Like many of you, I’m a member of the FanGraphs and greater advanced baseball community. When sites like FanGraphs and Baseball Prospectus and others make light of the Diamondbacks, fans are quick to retort that the team is younger and doing better than they were in the past. But correlation does not equal causation, which is to say even though these moves have been made, the team’s performance is not necessarily a direct result. Just because the team is close to being .500 again does not mean we should lay off the organization for the process they’re employing. They are making poor baseball decisions left and right, with a few acceptable ones mixed in, and the troubles are yet to be felt. Look no further than this year’s draft, which is just another example of a short-sighted process that will lead to deferred consequences.
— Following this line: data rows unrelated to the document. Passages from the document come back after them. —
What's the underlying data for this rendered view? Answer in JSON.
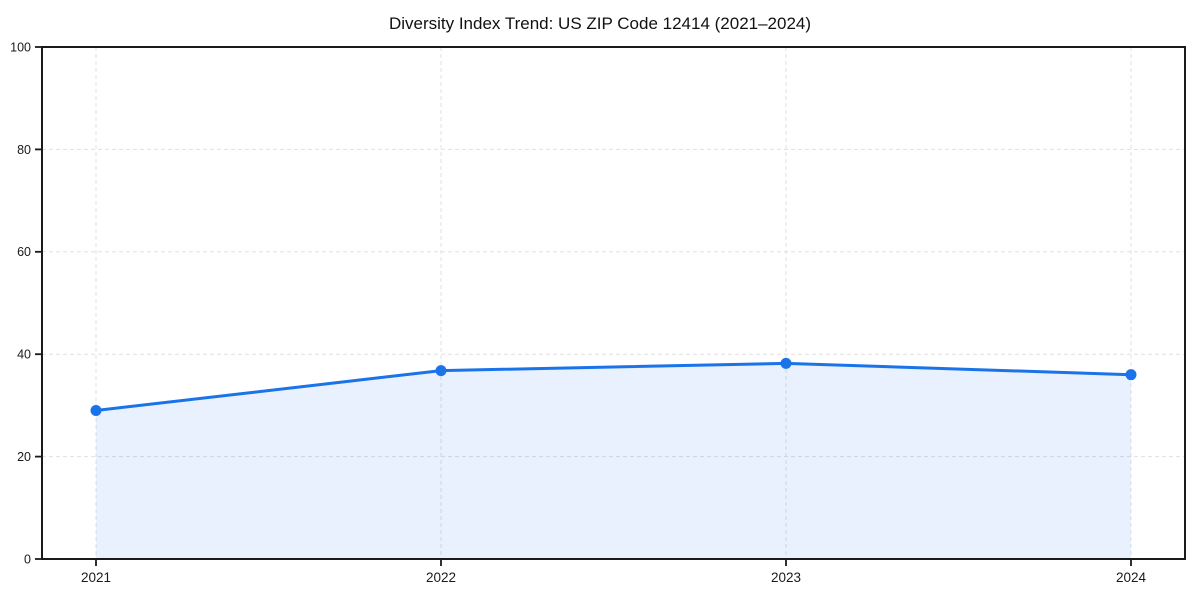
{
  "chart_data": {
    "type": "area",
    "title": "Diversity Index Trend: US ZIP Code 12414 (2021–2024)",
    "categories": [
      "2021",
      "2022",
      "2023",
      "2024"
    ],
    "series": [
      {
        "name": "Diversity Index",
        "values": [
          29.0,
          36.8,
          38.2,
          36.0
        ]
      }
    ],
    "xlabel": "",
    "ylabel": "",
    "ylim": [
      0,
      100
    ],
    "yticks": [
      0,
      20,
      40,
      60,
      80,
      100
    ],
    "grid": true,
    "grid_style": "dashed",
    "legend_position": "none",
    "colors": {
      "line": "#1a73e8",
      "marker": "#1a73e8",
      "fill": "rgba(26,115,232,0.10)",
      "gridline": "#e0e0e0",
      "spine": "#1a1a1a",
      "tick": "#1a1a1a",
      "tick_label": "#1a1a1a",
      "title": "#111111",
      "background": "#ffffff"
    }
  }
}
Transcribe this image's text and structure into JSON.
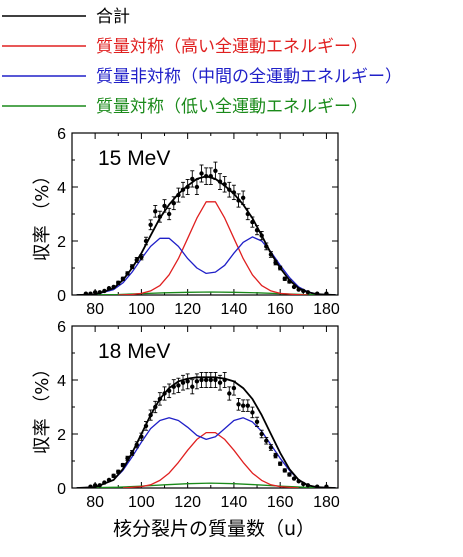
{
  "legend": [
    {
      "label": "合計",
      "color": "#000000"
    },
    {
      "label": "質量対称（高い全運動エネルギー）",
      "color": "#e02020"
    },
    {
      "label": "質量非対称（中間の全運動エネルギー）",
      "color": "#2020c8"
    },
    {
      "label": "質量対称（低い全運動エネルギー）",
      "color": "#1a8a1a"
    }
  ],
  "xlabel": "核分裂片の質量数（u）",
  "chart_data": [
    {
      "type": "line",
      "annotation": "15 MeV",
      "ylabel": "収率 （%）",
      "xlim": [
        70,
        185
      ],
      "ylim": [
        0,
        6
      ],
      "xticks": [
        80,
        100,
        120,
        140,
        160,
        180
      ],
      "yticks": [
        0,
        2,
        4,
        6
      ],
      "series": [
        {
          "name": "合計",
          "color": "#000000",
          "x": [
            72,
            80,
            88,
            92,
            96,
            100,
            104,
            108,
            112,
            116,
            120,
            124,
            128,
            132,
            136,
            140,
            144,
            148,
            152,
            156,
            160,
            164,
            168,
            172,
            176,
            180,
            184
          ],
          "y": [
            0.0,
            0.02,
            0.25,
            0.55,
            1.0,
            1.55,
            2.2,
            2.85,
            3.35,
            3.75,
            4.05,
            4.3,
            4.4,
            4.3,
            4.05,
            3.75,
            3.35,
            2.85,
            2.2,
            1.55,
            1.0,
            0.55,
            0.25,
            0.1,
            0.03,
            0.01,
            0.0
          ]
        },
        {
          "name": "質量対称（高い全運動エネルギー）",
          "color": "#e02020",
          "x": [
            90,
            96,
            100,
            104,
            108,
            112,
            116,
            120,
            124,
            128,
            132,
            136,
            140,
            144,
            148,
            152,
            156,
            160,
            166,
            172
          ],
          "y": [
            0.0,
            0.02,
            0.06,
            0.15,
            0.35,
            0.75,
            1.35,
            2.1,
            2.85,
            3.45,
            3.45,
            2.85,
            2.1,
            1.35,
            0.75,
            0.35,
            0.15,
            0.06,
            0.02,
            0.0
          ]
        },
        {
          "name": "質量非対称（中間の全運動エネルギー）",
          "color": "#2020c8",
          "x": [
            72,
            80,
            88,
            92,
            96,
            100,
            104,
            108,
            112,
            116,
            120,
            124,
            128,
            132,
            136,
            140,
            144,
            148,
            152,
            156,
            160,
            164,
            168,
            172,
            176,
            184
          ],
          "y": [
            0.0,
            0.02,
            0.2,
            0.45,
            0.85,
            1.35,
            1.8,
            2.1,
            2.1,
            1.8,
            1.35,
            1.0,
            0.8,
            0.85,
            1.1,
            1.55,
            1.95,
            2.15,
            2.0,
            1.6,
            1.1,
            0.65,
            0.3,
            0.12,
            0.03,
            0.0
          ]
        },
        {
          "name": "質量対称（低い全運動エネルギー）",
          "color": "#1a8a1a",
          "x": [
            72,
            90,
            100,
            110,
            120,
            130,
            140,
            150,
            160,
            170,
            184
          ],
          "y": [
            0.0,
            0.02,
            0.05,
            0.08,
            0.1,
            0.11,
            0.1,
            0.08,
            0.05,
            0.02,
            0.0
          ]
        }
      ],
      "data_points": {
        "x": [
          76,
          78,
          80,
          82,
          84,
          86,
          88,
          90,
          92,
          94,
          96,
          98,
          100,
          102,
          104,
          106,
          108,
          110,
          112,
          114,
          116,
          118,
          120,
          122,
          124,
          126,
          128,
          130,
          132,
          134,
          136,
          138,
          140,
          142,
          144,
          146,
          148,
          150,
          152,
          154,
          156,
          158,
          160,
          162,
          164,
          166,
          168,
          170,
          172,
          176,
          180
        ],
        "y": [
          0.05,
          0.05,
          0.1,
          0.1,
          0.15,
          0.25,
          0.3,
          0.45,
          0.6,
          0.8,
          1.05,
          1.3,
          1.4,
          2.0,
          2.6,
          3.1,
          2.9,
          3.3,
          3.0,
          3.4,
          3.7,
          3.9,
          4.0,
          4.3,
          4.0,
          4.5,
          4.4,
          4.4,
          4.6,
          4.2,
          4.1,
          3.9,
          3.8,
          3.5,
          3.6,
          3.0,
          2.7,
          2.4,
          2.2,
          1.8,
          1.5,
          1.2,
          1.0,
          0.6,
          0.5,
          0.3,
          0.2,
          0.15,
          0.1,
          0.05,
          0.05
        ]
      }
    },
    {
      "type": "line",
      "annotation": "18 MeV",
      "ylabel": "収率 （%）",
      "xlim": [
        70,
        185
      ],
      "ylim": [
        0,
        6
      ],
      "xticks": [
        80,
        100,
        120,
        140,
        160,
        180
      ],
      "yticks": [
        0,
        2,
        4,
        6
      ],
      "series": [
        {
          "name": "合計",
          "color": "#000000",
          "x": [
            72,
            80,
            88,
            92,
            96,
            100,
            104,
            108,
            112,
            116,
            120,
            124,
            128,
            132,
            136,
            140,
            144,
            148,
            152,
            156,
            160,
            164,
            168,
            172,
            176,
            180,
            184
          ],
          "y": [
            0.0,
            0.03,
            0.3,
            0.7,
            1.3,
            2.0,
            2.7,
            3.3,
            3.7,
            3.95,
            4.05,
            4.1,
            4.1,
            4.1,
            4.05,
            3.95,
            3.7,
            3.3,
            2.7,
            2.0,
            1.3,
            0.7,
            0.3,
            0.1,
            0.03,
            0.01,
            0.0
          ]
        },
        {
          "name": "質量対称（高い全運動エネルギー）",
          "color": "#e02020",
          "x": [
            92,
            100,
            104,
            108,
            112,
            116,
            120,
            124,
            128,
            132,
            136,
            140,
            144,
            148,
            152,
            156,
            160,
            168
          ],
          "y": [
            0.0,
            0.05,
            0.12,
            0.28,
            0.55,
            0.95,
            1.4,
            1.8,
            2.05,
            2.05,
            1.8,
            1.4,
            0.95,
            0.55,
            0.28,
            0.12,
            0.05,
            0.0
          ]
        },
        {
          "name": "質量非対称（中間の全運動エネルギー）",
          "color": "#2020c8",
          "x": [
            72,
            80,
            88,
            92,
            96,
            100,
            104,
            108,
            112,
            116,
            120,
            124,
            128,
            132,
            136,
            140,
            144,
            148,
            152,
            156,
            160,
            164,
            168,
            172,
            176,
            184
          ],
          "y": [
            0.0,
            0.03,
            0.3,
            0.65,
            1.15,
            1.7,
            2.2,
            2.5,
            2.6,
            2.5,
            2.25,
            1.95,
            1.8,
            1.9,
            2.2,
            2.5,
            2.6,
            2.45,
            2.1,
            1.6,
            1.1,
            0.65,
            0.3,
            0.1,
            0.03,
            0.0
          ]
        },
        {
          "name": "質量対称（低い全運動エネルギー）",
          "color": "#1a8a1a",
          "x": [
            72,
            90,
            100,
            110,
            120,
            130,
            140,
            150,
            160,
            170,
            184
          ],
          "y": [
            0.0,
            0.03,
            0.07,
            0.12,
            0.16,
            0.18,
            0.16,
            0.12,
            0.07,
            0.03,
            0.0
          ]
        }
      ],
      "data_points": {
        "x": [
          78,
          80,
          82,
          84,
          86,
          88,
          90,
          92,
          94,
          96,
          98,
          100,
          102,
          104,
          106,
          108,
          110,
          112,
          114,
          116,
          118,
          120,
          122,
          124,
          126,
          128,
          130,
          132,
          134,
          136,
          138,
          140,
          142,
          144,
          146,
          148,
          150,
          152,
          154,
          156,
          158,
          160,
          162,
          164,
          166,
          168,
          170,
          172,
          176,
          180
        ],
        "y": [
          0.05,
          0.1,
          0.1,
          0.2,
          0.3,
          0.45,
          0.6,
          0.85,
          1.1,
          1.3,
          1.6,
          1.9,
          2.3,
          2.7,
          3.0,
          3.3,
          3.5,
          3.6,
          3.75,
          3.8,
          3.9,
          3.95,
          3.75,
          3.95,
          4.0,
          4.0,
          4.0,
          4.0,
          3.9,
          4.0,
          3.5,
          3.7,
          3.1,
          3.05,
          3.05,
          2.8,
          2.45,
          2.0,
          1.75,
          1.5,
          1.2,
          0.9,
          0.65,
          0.5,
          0.35,
          0.25,
          0.15,
          0.1,
          0.05,
          0.05
        ]
      }
    }
  ]
}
The $10 million saved by selling Toussaint might be used this season. Maybe the Diamondbacks will make a run at Johnny Cueto or someone else. That’ll cost them more prospects. Maybe they’ll look for someone with more team control, which may cost even more. The peak of the team’s window for contending is 2017 and Toussaint wasn’t going to help with that. Neither was Bronson Arroyo. Neither will Phil Gosselin. Maybe the team is trying to speed up that window, but doing so will come at a significant cost. Most that cost will be deferred to the future, because if Toussaint wasn’t off limits, one has to wonder who is.
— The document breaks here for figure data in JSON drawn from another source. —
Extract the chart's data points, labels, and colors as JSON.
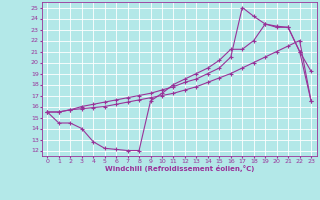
{
  "xlabel": "Windchill (Refroidissement éolien,°C)",
  "background_color": "#b3e8e8",
  "grid_color": "#ffffff",
  "line_color": "#993399",
  "xlim": [
    -0.5,
    23.5
  ],
  "ylim": [
    11.5,
    25.5
  ],
  "xticks": [
    0,
    1,
    2,
    3,
    4,
    5,
    6,
    7,
    8,
    9,
    10,
    11,
    12,
    13,
    14,
    15,
    16,
    17,
    18,
    19,
    20,
    21,
    22,
    23
  ],
  "yticks": [
    12,
    13,
    14,
    15,
    16,
    17,
    18,
    19,
    20,
    21,
    22,
    23,
    24,
    25
  ],
  "line1_x": [
    0,
    1,
    2,
    3,
    4,
    5,
    6,
    7,
    8,
    9,
    10,
    11,
    12,
    13,
    14,
    15,
    16,
    17,
    18,
    19,
    20,
    21,
    22,
    23
  ],
  "line1_y": [
    15.5,
    14.5,
    14.5,
    14.0,
    12.8,
    12.2,
    12.1,
    12.0,
    12.0,
    16.5,
    17.2,
    18.0,
    18.5,
    19.0,
    19.5,
    20.2,
    21.2,
    21.2,
    22.0,
    23.5,
    23.3,
    23.2,
    21.0,
    19.2
  ],
  "line2_x": [
    0,
    1,
    2,
    3,
    4,
    5,
    6,
    7,
    8,
    9,
    10,
    11,
    12,
    13,
    14,
    15,
    16,
    17,
    18,
    19,
    20,
    21,
    22,
    23
  ],
  "line2_y": [
    15.5,
    15.5,
    15.7,
    15.8,
    15.9,
    16.0,
    16.2,
    16.4,
    16.6,
    16.8,
    17.0,
    17.2,
    17.5,
    17.8,
    18.2,
    18.6,
    19.0,
    19.5,
    20.0,
    20.5,
    21.0,
    21.5,
    22.0,
    16.5
  ],
  "line3_x": [
    0,
    1,
    2,
    3,
    4,
    5,
    6,
    7,
    8,
    9,
    10,
    11,
    12,
    13,
    14,
    15,
    16,
    17,
    18,
    19,
    20,
    21,
    22,
    23
  ],
  "line3_y": [
    15.5,
    15.5,
    15.7,
    16.0,
    16.2,
    16.4,
    16.6,
    16.8,
    17.0,
    17.2,
    17.5,
    17.8,
    18.2,
    18.5,
    19.0,
    19.5,
    20.5,
    25.0,
    24.2,
    23.5,
    23.2,
    23.2,
    21.0,
    16.5
  ],
  "markersize": 3,
  "linewidth": 0.8
}
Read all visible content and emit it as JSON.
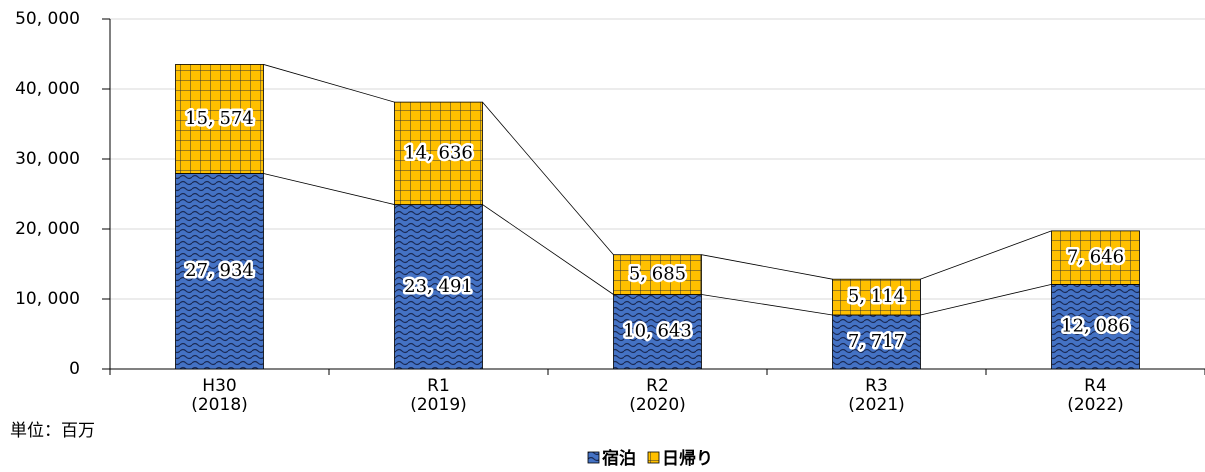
{
  "chart_data": {
    "type": "stacked_bar",
    "categories": [
      [
        "H30",
        "(2018)"
      ],
      [
        "R1",
        "(2019)"
      ],
      [
        "R2",
        "(2020)"
      ],
      [
        "R3",
        "(2021)"
      ],
      [
        "R4",
        "(2022)"
      ]
    ],
    "series": [
      {
        "name": "宿泊",
        "color": "#4472c4",
        "values": [
          27934,
          23491,
          10643,
          7717,
          12086
        ],
        "value_labels": [
          "27, 934",
          "23, 491",
          "10, 643",
          "7, 717",
          "12, 086"
        ]
      },
      {
        "name": "日帰り",
        "color": "#ffc000",
        "values": [
          15574,
          14636,
          5685,
          5114,
          7646
        ],
        "value_labels": [
          "15, 574",
          "14, 636",
          "5, 685",
          "5, 114",
          "7, 646"
        ]
      }
    ],
    "ylim": [
      0,
      50000
    ],
    "yticks": [
      0,
      {
        "value": 10000,
        "label": "10, 000"
      },
      {
        "value": 20000,
        "label": "20, 000"
      },
      {
        "value": 30000,
        "label": "30, 000"
      },
      {
        "value": 40000,
        "label": "40, 000"
      },
      {
        "value": 50000,
        "label": "50, 000"
      }
    ],
    "grid": true,
    "unit_note": "単位：百万",
    "legend": "bottom"
  }
}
This organization is failing to make smart baseball decisions with any kind of consistency. Giving Nick Ahmed a chance was great. Making room to grow Jake Lamb was, too. But locking themselves out of the international market when they had a financial upper hand, trading Toussaint, dealing promising players for Jeremy Hellickson and they giving themselves no wiggle room in the catching department, causing them to sell short on Trumbo, are all troubling signs. This will catch up with the Arizona Diamondbacks, and just because they’re playing better now does not mean it’ll last. Shooting for 2017 made sense but it required patience, patience that the front office and/or ownership just wasn’t willing to exercise. They’ll pay the price eventually and even with an influx of television money in 18 months, they’ll still have a long hole to climb out of to remain relevant. Meanwhile, we’ll have to sit back and watch this front office tear the team’s future down, one transaction at a time, unless they get their acts together quickly. And even then, it may be too late because you can’t fix a problem you don’t even acknowledge exists.